The researchers’ model involves mapping the connections between different regions of an individual’s brain while they performed a basic memory task, then using that data to predict how electrical stimulation in one region would affect activity throughout the network. Individuals’ improved performance on the same memory task after stimulation suggests the model could eventually be generalized toward a variety of stimulation therapies.

Brain stimulation, where targeted electrical impulses are directly applied to a patient’s brain, is already an effective therapy for depression, epilepsy, Parkinson’s and other neurological disorders, but many more applications are on the horizon. Clinicians and researchers believe the technique could be used to restore or improve memory and motor function after an injury, for example, but progress is hampered by how difficult it is to predict how the entire brain will respond to stimulation at a given region.

In an effort to better personalize and optimize this type of therapy, researchers from the University of Pennsylvania’s School of Engineering and Applied Science and Perelman School of Medicine, as well as Thomas Jefferson University Hospital and the University of California, Riverside, have developed a way to model how a given patient’s brain activity will change in response to targeted stimulation.

To test the accuracy of their model, they recruited a group of study participants who were undergoing an unrelated treatment for severe epilepsy, and thus had a series of electrodes already implanted in their brains. Using each individual’s brain activity data as inputs for their model, the researchers made predictions about how to best stimulate that participant’s brain to improve their performance on a basic memory test.
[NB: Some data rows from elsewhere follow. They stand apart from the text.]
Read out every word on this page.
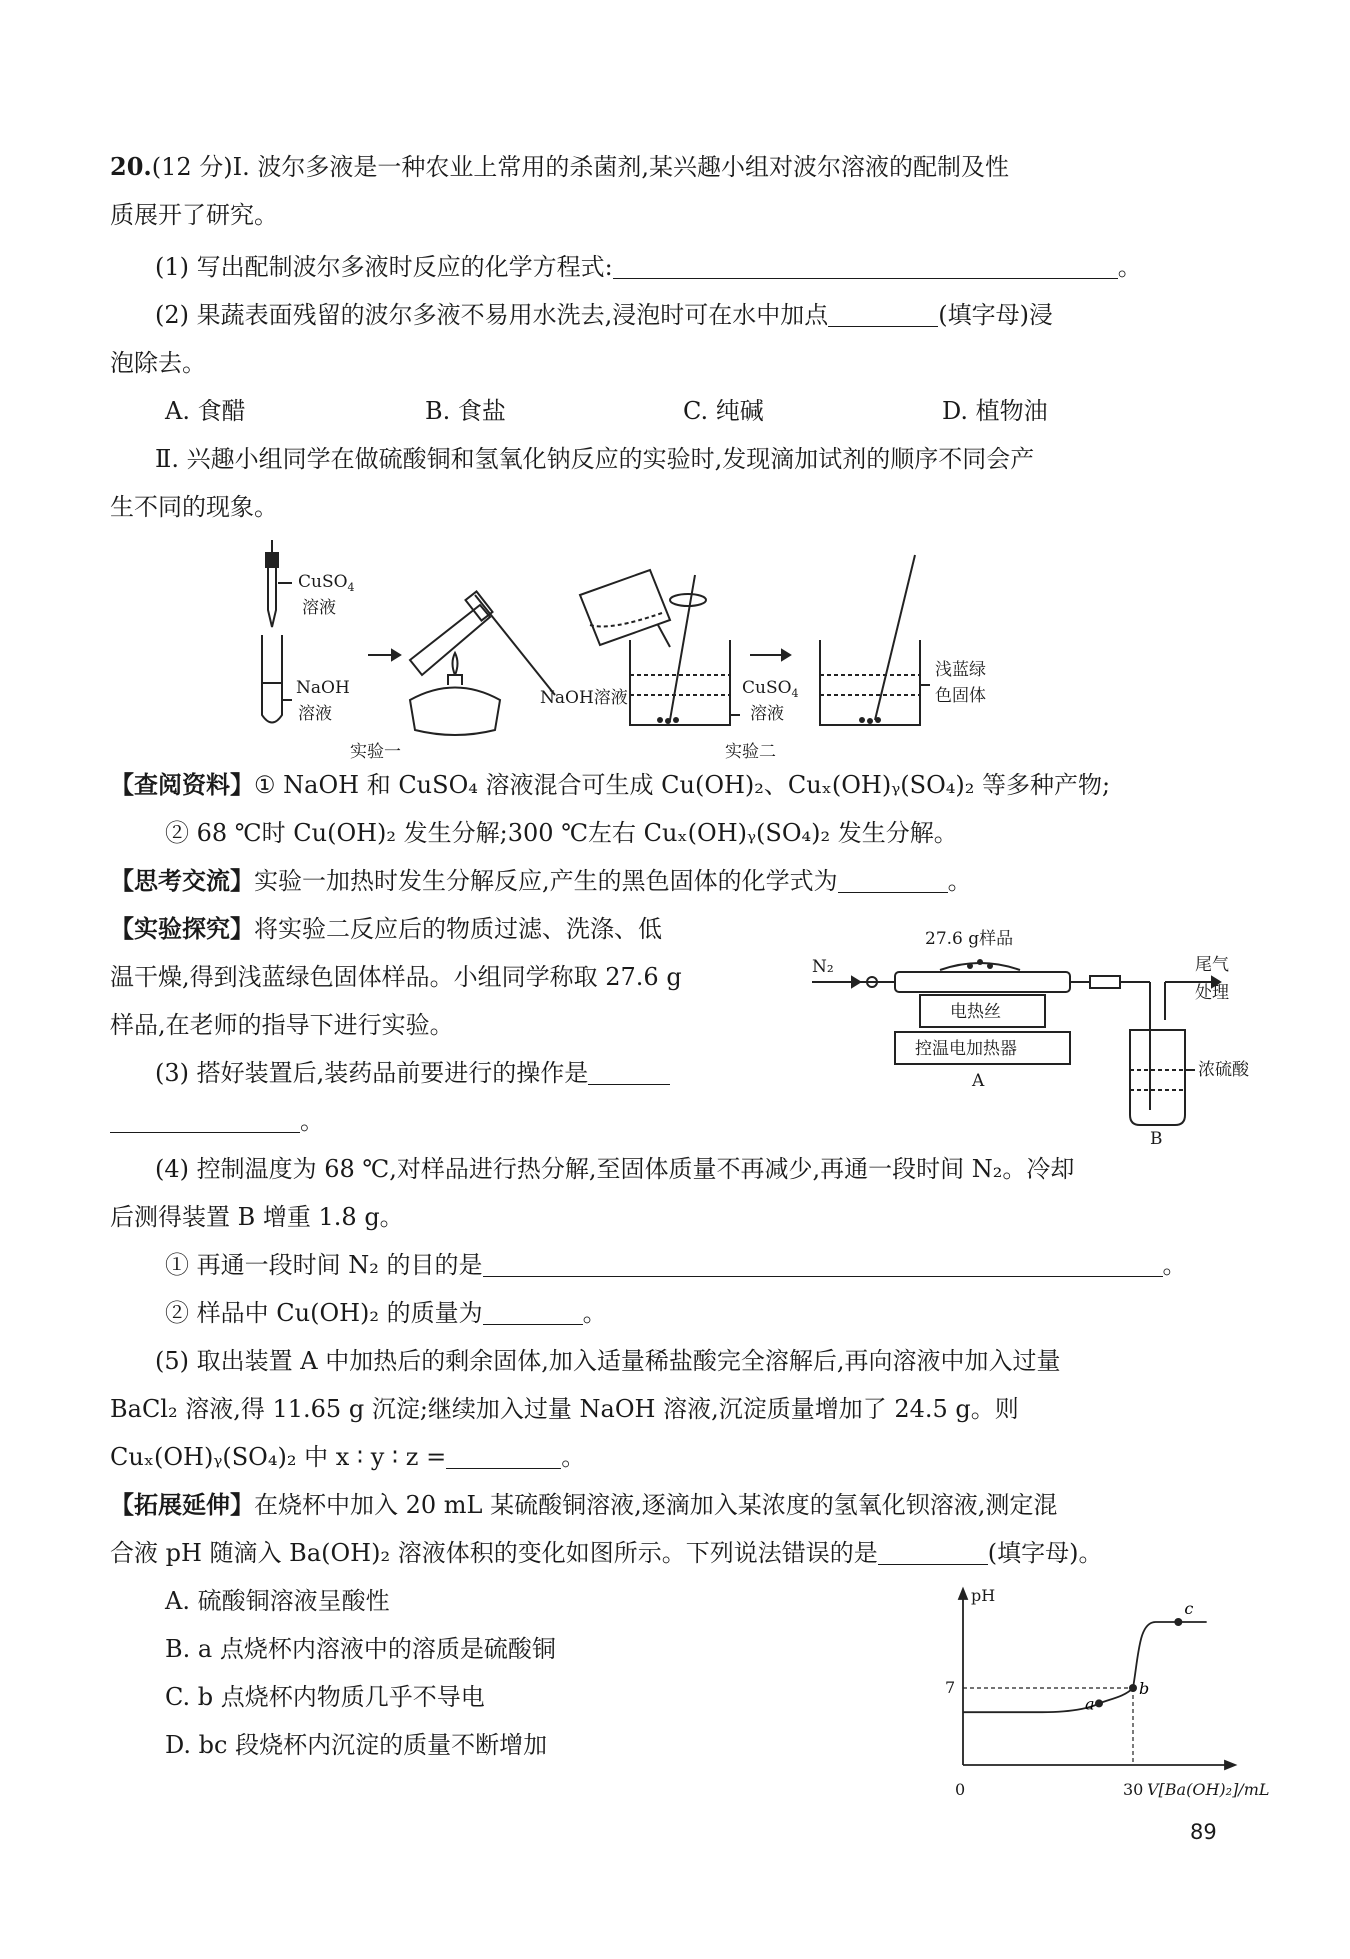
20.(12 分)Ⅰ. 波尔多液是一种农业上常用的杀菌剂,某兴趣小组对波尔溶液的配制及性
质展开了研究。
(1) 写出配制波尔多液时反应的化学方程式:	。
(2) 果蔬表面残留的波尔多液不易用水洗去,浸泡时可在水中加点	(填字母)浸
泡除去。
A. 食醋	B. 食盐	C. 纯碱	D. 植物油
Ⅱ. 兴趣小组同学在做硫酸铜和氢氧化钠反应的实验时,发现滴加试剂的顺序不同会产
生不同的现象。
CuSO$_4$
溶液
NaOH
溶液
实验一
NaOH溶液	CuSO$_4$
溶液
浅蓝绿
色固体
实验二
【查阅资料】① NaOH 和 CuSO₄ 溶液混合可生成 Cu(OH)₂、Cuₓ(OH)ᵧ(SO₄)₂ 等多种产物;
② 68 ℃时 Cu(OH)₂ 发生分解;300 ℃左右 Cuₓ(OH)ᵧ(SO₄)₂ 发生分解。
【思考交流】实验一加热时发生分解反应,产生的黑色固体的化学式为	。
【实验探究】将实验二反应后的物质过滤、洗涤、低
温干燥,得到浅蓝绿色固体样品。小组同学称取 27.6 g
样品,在老师的指导下进行实验。
(3) 搭好装置后,装药品前要进行的操作是
。
27.6 g样品
N₂
电热丝
控温电加热器
A
浓硫酸
B
尾气
处理
(4) 控制温度为 68 ℃,对样品进行热分解,至固体质量不再减少,再通一段时间 N₂。冷却
后测得装置 B 增重 1.8 g。
① 再通一段时间 N₂ 的目的是	。
② 样品中 Cu(OH)₂ 的质量为	。
(5) 取出装置 A 中加热后的剩余固体,加入适量稀盐酸完全溶解后,再向溶液中加入过量
BaCl₂ 溶液,得 11.65 g 沉淀;继续加入过量 NaOH 溶液,沉淀质量增加了 24.5 g。则
Cuₓ(OH)ᵧ(SO₄)₂ 中 x ∶ y ∶ z =	。
【拓展延伸】在烧杯中加入 20 mL 某硫酸铜溶液,逐滴加入某浓度的氢氧化钡溶液,测定混
合液 pH 随滴入 Ba(OH)₂ 溶液体积的变化如图所示。下列说法错误的是	(填字母)。
A. 硫酸铜溶液呈酸性
B. a 点烧杯内溶液中的溶质是硫酸铜
C. b 点烧杯内物质几乎不导电
D. bc 段烧杯内沉淀的质量不断增加
pH
0	30 V[Ba(OH)₂]/mL
7
a
b
c
89
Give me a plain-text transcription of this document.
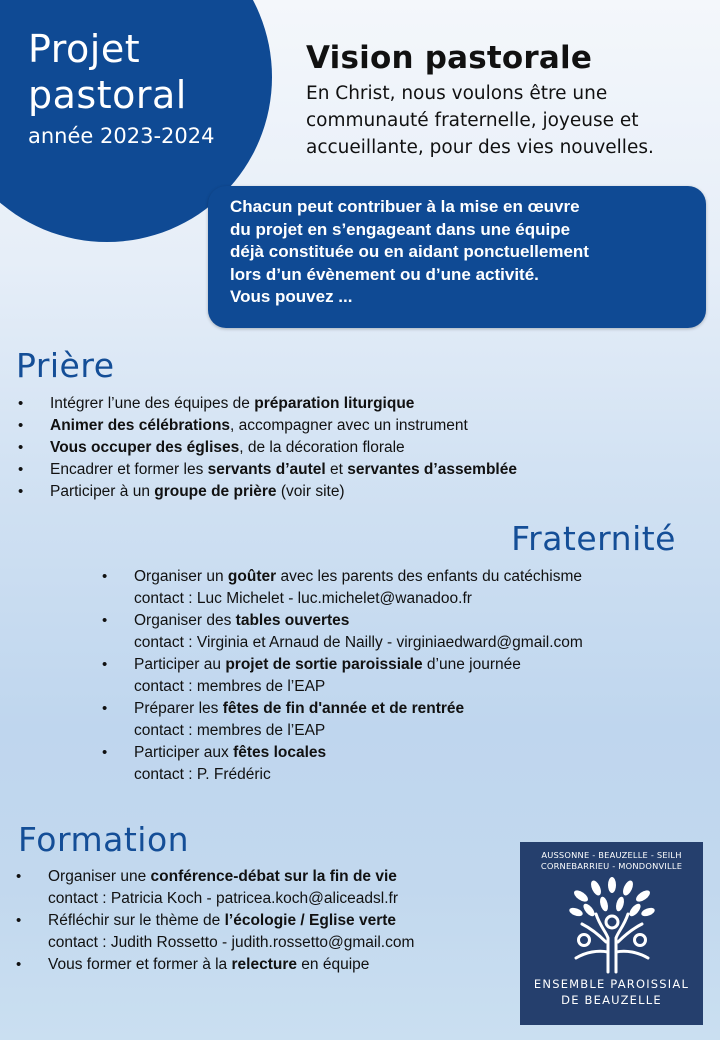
Projet
pastoral
année 2023-2024
Vision pastorale
En Christ, nous voulons être une
communauté fraternelle, joyeuse et
accueillante, pour des vies nouvelles.
Chacun peut contribuer à la mise en œuvre
du projet en s’engageant dans une équipe
déjà constituée ou en aidant ponctuellement
lors d’un évènement ou d’une activité.
Vous pouvez ...
Prière
• Intégrer l’une des équipes de préparation liturgique
• Animer des célébrations, accompagner avec un instrument
• Vous occuper des églises, de la décoration florale
• Encadrer et former les servants d’autel et servantes d’assemblée
• Participer à un groupe de prière (voir site)
Fraternité
• Organiser un goûter avec les parents des enfants du catéchisme
contact : Luc Michelet - luc.michelet@wanadoo.fr
• Organiser des tables ouvertes
contact : Virginia et Arnaud de Nailly - virginiaedward@gmail.com
• Participer au projet de sortie paroissiale d’une journée
contact : membres de l’EAP
• Préparer les fêtes de fin d'année et de rentrée
contact : membres de l’EAP
• Participer aux fêtes locales
contact : P. Frédéric
Formation
• Organiser une conférence-débat sur la fin de vie
contact : Patricia Koch - patricea.koch@aliceadsl.fr
• Réfléchir sur le thème de l’écologie / Eglise verte
contact : Judith Rossetto - judith.rossetto@gmail.com
• Vous former et former à la relecture en équipe
AUSSONNE - BEAUZELLE - SEILH
CORNEBARRIEU - MONDONVILLE
ENSEMBLE PAROISSIAL
DE BEAUZELLE
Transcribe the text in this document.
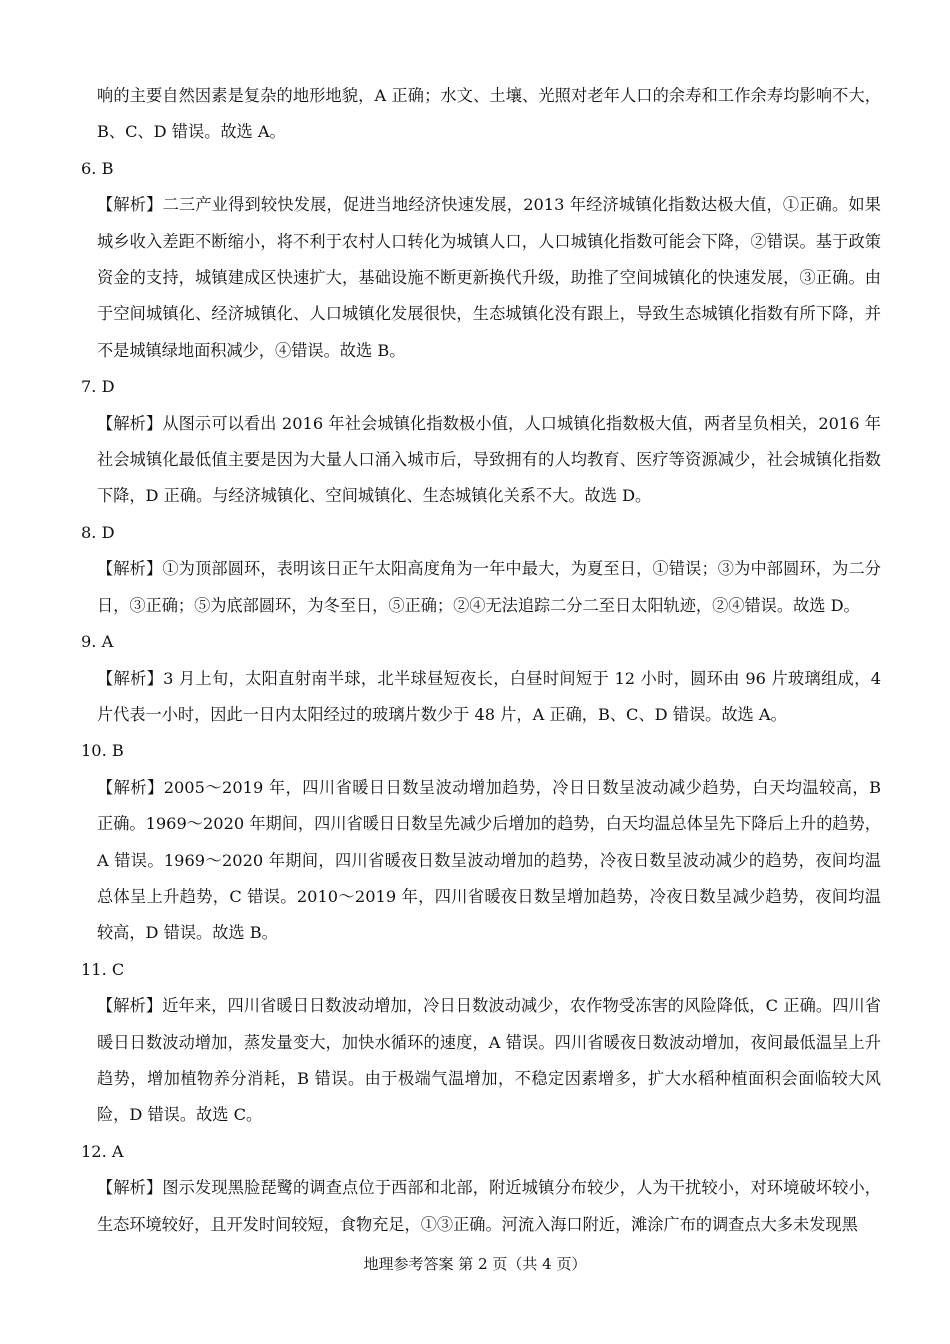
响的主要自然因素是复杂的地形地貌，A 正确；水文、土壤、光照对老年人口的余寿和工作余寿均影响不大，B、C、D 错误。故选 A。

6. B

【解析】二三产业得到较快发展，促进当地经济快速发展，2013 年经济城镇化指数达极大值，①正确。如果城乡收入差距不断缩小，将不利于农村人口转化为城镇人口，人口城镇化指数可能会下降，②错误。基于政策资金的支持，城镇建成区快速扩大，基础设施不断更新换代升级，助推了空间城镇化的快速发展，③正确。由于空间城镇化、经济城镇化、人口城镇化发展很快，生态城镇化没有跟上，导致生态城镇化指数有所下降，并不是城镇绿地面积减少，④错误。故选 B。

7. D

【解析】从图示可以看出 2016 年社会城镇化指数极小值，人口城镇化指数极大值，两者呈负相关，2016 年社会城镇化最低值主要是因为大量人口涌入城市后，导致拥有的人均教育、医疗等资源减少，社会城镇化指数下降，D 正确。与经济城镇化、空间城镇化、生态城镇化关系不大。故选 D。

8. D

【解析】①为顶部圆环，表明该日正午太阳高度角为一年中最大，为夏至日，①错误；③为中部圆环，为二分日，③正确；⑤为底部圆环，为冬至日，⑤正确；②④无法追踪二分二至日太阳轨迹，②④错误。故选 D。

9. A

【解析】3 月上旬，太阳直射南半球，北半球昼短夜长，白昼时间短于 12 小时，圆环由 96 片玻璃组成，4 片代表一小时，因此一日内太阳经过的玻璃片数少于 48 片，A 正确，B、C、D 错误。故选 A。

10. B

【解析】2005～2019 年，四川省暖日日数呈波动增加趋势，冷日日数呈波动减少趋势，白天均温较高，B 正确。1969～2020 年期间，四川省暖日日数呈先减少后增加的趋势，白天均温总体呈先下降后上升的趋势，A 错误。1969～2020 年期间，四川省暖夜日数呈波动增加的趋势，冷夜日数呈波动减少的趋势，夜间均温总体呈上升趋势，C 错误。2010～2019 年，四川省暖夜日数呈增加趋势，冷夜日数呈减少趋势，夜间均温较高，D 错误。故选 B。

11. C

【解析】近年来，四川省暖日日数波动增加，冷日日数波动减少，农作物受冻害的风险降低，C 正确。四川省暖日日数波动增加，蒸发量变大，加快水循环的速度，A 错误。四川省暖夜日数波动增加，夜间最低温呈上升趋势，增加植物养分消耗，B 错误。由于极端气温增加，不稳定因素增多，扩大水稻种植面积会面临较大风险，D 错误。故选 C。

12. A

【解析】图示发现黑脸琵鹭的调查点位于西部和北部，附近城镇分布较少，人为干扰较小，对环境破坏较小，生态环境较好，且开发时间较短，食物充足，①③正确。河流入海口附近，滩涂广布的调查点大多未发现黑

地理参考答案 第 2 页（共 4 页）
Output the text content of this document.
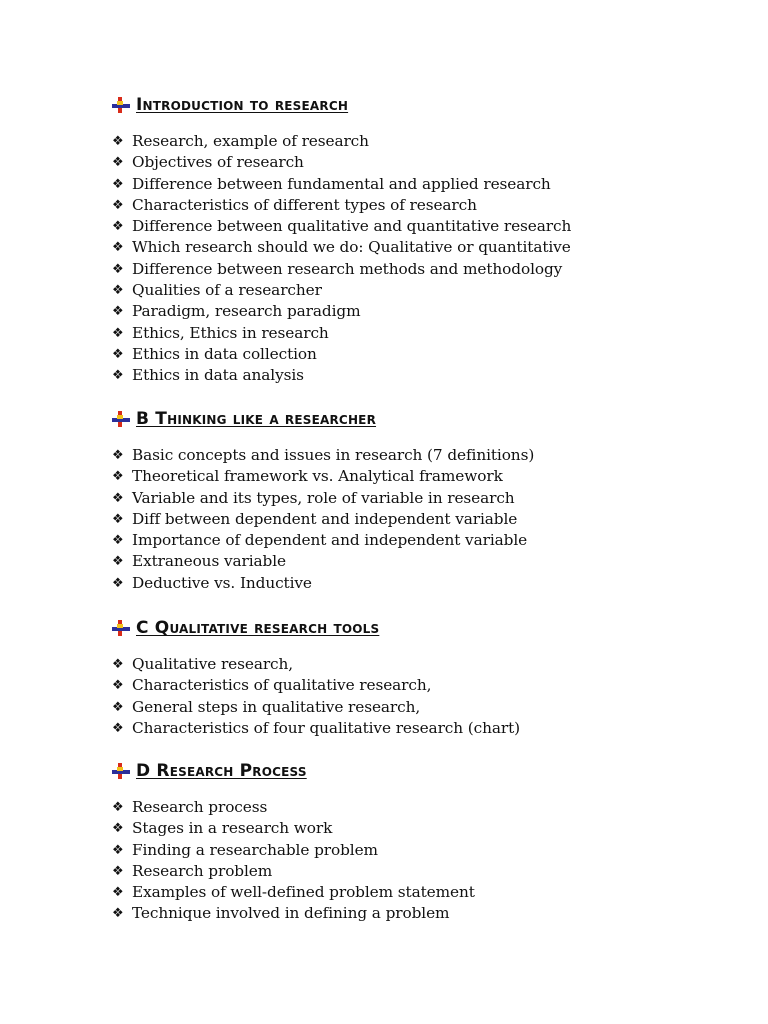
Introduction to research
❖ Research, example of research
❖ Objectives of research
❖ Difference between fundamental and applied research
❖ Characteristics of different types of research
❖ Difference between qualitative and quantitative research
❖ Which research should we do: Qualitative or quantitative
❖ Difference between research methods and methodology
❖ Qualities of a researcher
❖ Paradigm, research paradigm
❖ Ethics, Ethics in research
❖ Ethics in data collection
❖ Ethics in data analysis
B Thinking like a researcher
❖ Basic concepts and issues in research (7 definitions)
❖ Theoretical framework vs. Analytical framework
❖ Variable and its types, role of variable in research
❖ Diff between dependent and independent variable
❖ Importance of dependent and independent variable
❖ Extraneous variable
❖ Deductive vs. Inductive
C Qualitative research tools
❖ Qualitative research,
❖ Characteristics of qualitative research,
❖ General steps in qualitative research,
❖ Characteristics of four qualitative research (chart)
D Research Process
❖ Research process
❖ Stages in a research work
❖ Finding a researchable problem
❖ Research problem
❖ Examples of well-defined problem statement
❖ Technique involved in defining a problem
The participants’ brain activity before and after stimulation suggest the researchers’ models have meaningful predictive power and offer a first step towards a more generalizable approach to specific stimulation therapies.

Danielle Bassett and Jennifer Stiso.

The study, published in the journal Cell Reports, was led by Danielle Bassett, J. Peter Skirkanich Professor in Penn Engineering’s Department of Bioengineering, and Jennifer Stiso, a neuroscience graduate student in Penn Medicine and a member of Bassett’s Complex Systems Lab.